Polícia Federal admite dificuldade de comprovar crime em “golpe do boleto”
Antonio Augusto / Câmara dos Deputados
Otavio Leite defende mudanças no Código Penal para punir práticas como o "golpe do boleto".
A Polícia Federal (PF) abriu inquérito para investigar associações acusadas de aplicar o chamado “golpe do boleto”, quando entidades fantasmas enviam, pela internet, a cobrança de taxas e tarifas, na verdade inexistentes, a microempreendedores individuais (MEI). A prática gera quase mil reclamações por mês no Serviço Brasileiro de Apoio às Micro e Pequenas Empresas (Sebrae).
O representante da PF, José Augusto Campos, afirmou, porém, que é difícil comprovar a existência de estelionato porque as empresas investigadas alegam que prestam ou vão prestar serviço aos empreendedores. “É complicado porque fica entre o legal e o ilegal. Dentro do boleto, as companhias dizem que a cobrança não é obrigatória, mas de uma maneira bem dissimulada. Parece algo oficial, muitas empresas utilizam nomes parecidos com entidades que são respeitáveis”, declarou Campos.
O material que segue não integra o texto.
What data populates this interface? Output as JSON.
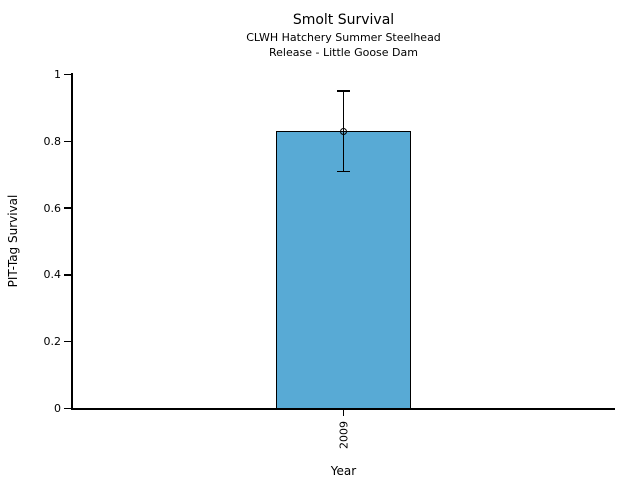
{
  "chart_data": {
    "type": "bar",
    "title": "Smolt Survival",
    "subtitle_lines": [
      "CLWH Hatchery Summer Steelhead",
      "Release - Little Goose Dam"
    ],
    "xlabel": "Year",
    "ylabel": "PIT-Tag Survival",
    "categories": [
      "2009"
    ],
    "series": [
      {
        "name": "PIT-Tag Survival",
        "values": [
          0.83
        ],
        "error_low": [
          0.71
        ],
        "error_high": [
          0.95
        ]
      }
    ],
    "ylim": [
      0,
      1
    ],
    "yticks": [
      0,
      0.2,
      0.4,
      0.6,
      0.8,
      1
    ],
    "ytick_labels": [
      "0",
      "0.2",
      "0.4",
      "0.6",
      "0.8",
      "1"
    ],
    "grid": false,
    "legend": "none",
    "marker": "open-circle",
    "colors": {
      "bar_fill": "#58AAD5",
      "bar_border": "#000000",
      "axis": "#000000",
      "text": "#000000",
      "background": "#ffffff"
    }
  }
}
As medidas para combater o “golpe do boleto” foram tema de audiência pública na Comissão de Segurança Pública e Combate ao Crime Organizado da Câmara dos Deputados nesta quarta-feira (13). Nesse golpe, os boletos de cobrança são direcionados aos novos empreendedores como se fossem tributos obrigatórios e de órgãos oficiais – os destinatários são informados que, se não pagarem as taxas, estarão sujeitos a penalidades. Muitas faturas chegam a custar R$ 300. As entidades que enviam as mensagens mudam de nome em minutos, o que dificulta a investigação.
A gerente da Unidade de Políticas Públicas do Sebrae, Ines Schwingel, citou algumas associações, segundo ela, que realizam o golpe, como a Associação Comercial Empresarial do Brasil (ACEB) e a Associação Comercial do Estado de São Paulo (Acesp). Ela também destacou ainda um falso portal para formalização do microempreendedor que aparece facilmente em ferramentas de busca. Ines salientou que o site oficial é o Portal do Empreendedor, do governo federal. A taxa única a ser paga pelos microempreendedores é a mensalidade de R$ 33,90 (INSS), com alguns pequenos acréscimos por meio de carnê emitido por meio do portal.
“Quando o novo empreendedor envia seus dados cadastrais pela internet, esses dados são distribuídos em várias bases de dados de órgãos públicos, incluindo a Receita Federal e juntas comerciais. Entre quatro e sete dias depois, ele recebe boleto de pagamento de uma dessas associações fraudulentas, que têm acesso a esses dados. A PF está a caminho de investigar como elas conseguem as informações”, comentou.
O representante da Secretaria da Micro e Pequena Empresa da Presidência da República, José Constantino de Bastos Júnior, informou que existe a perspectiva de que, em 2014, comece a ser emitido um boleto anual, com as doze parcelas, que seria a única obrigação do microempreendedor para sua regularidade.
Ações
Desde junho de 2009, mais de 3,5 milhões de novos empreendedores fizeram o cadastro como MEI e podem ser prejudicados pelo golpe. A Secretaria da Micro e Pequena Empresa pediu a abertura do inquérito policial, mas também ressaltou algumas ações que vão ajudar a coibir o problema. Em abril, por exemplo, circular aprovada pelo Banco Central determinou que as empresas estão proibidas de enviar boletos bancários sem autorização do cliente, os chamados boletos de proposta.
O presidente da comissão, deputado Otavio Leite (PSDB-RJ), disse que vai pedir informações ao Comitê Gestor da Informática (CGI) para saber por que domínios são concedidos para instituições que se intitulam “quase como que representantes oficiais do governo”.
Alterações na lei
Segundo o parlamentar, o Código Penal (Decreto-Lei 2.848/40) aparentemente tipifica o “golpe do boleto” como infração, o que precisa ser mudado. “O código é de 1940; hoje estamos na era virtual, precisamos compreender a nova realidade. Se necessário, devemos estabelecer mais rigor na lei”, disse.
O representante da Polícia Federal concordou que, se existisse uma determinação mais explicita proibindo a ação das associações, seria mais fácil de existir a punição. “A policia é restrita à lei. Se existir um dispositivo especifico para trabalharmos, iremos atrás, porém com a legislação existente fica difícil”, sustentou.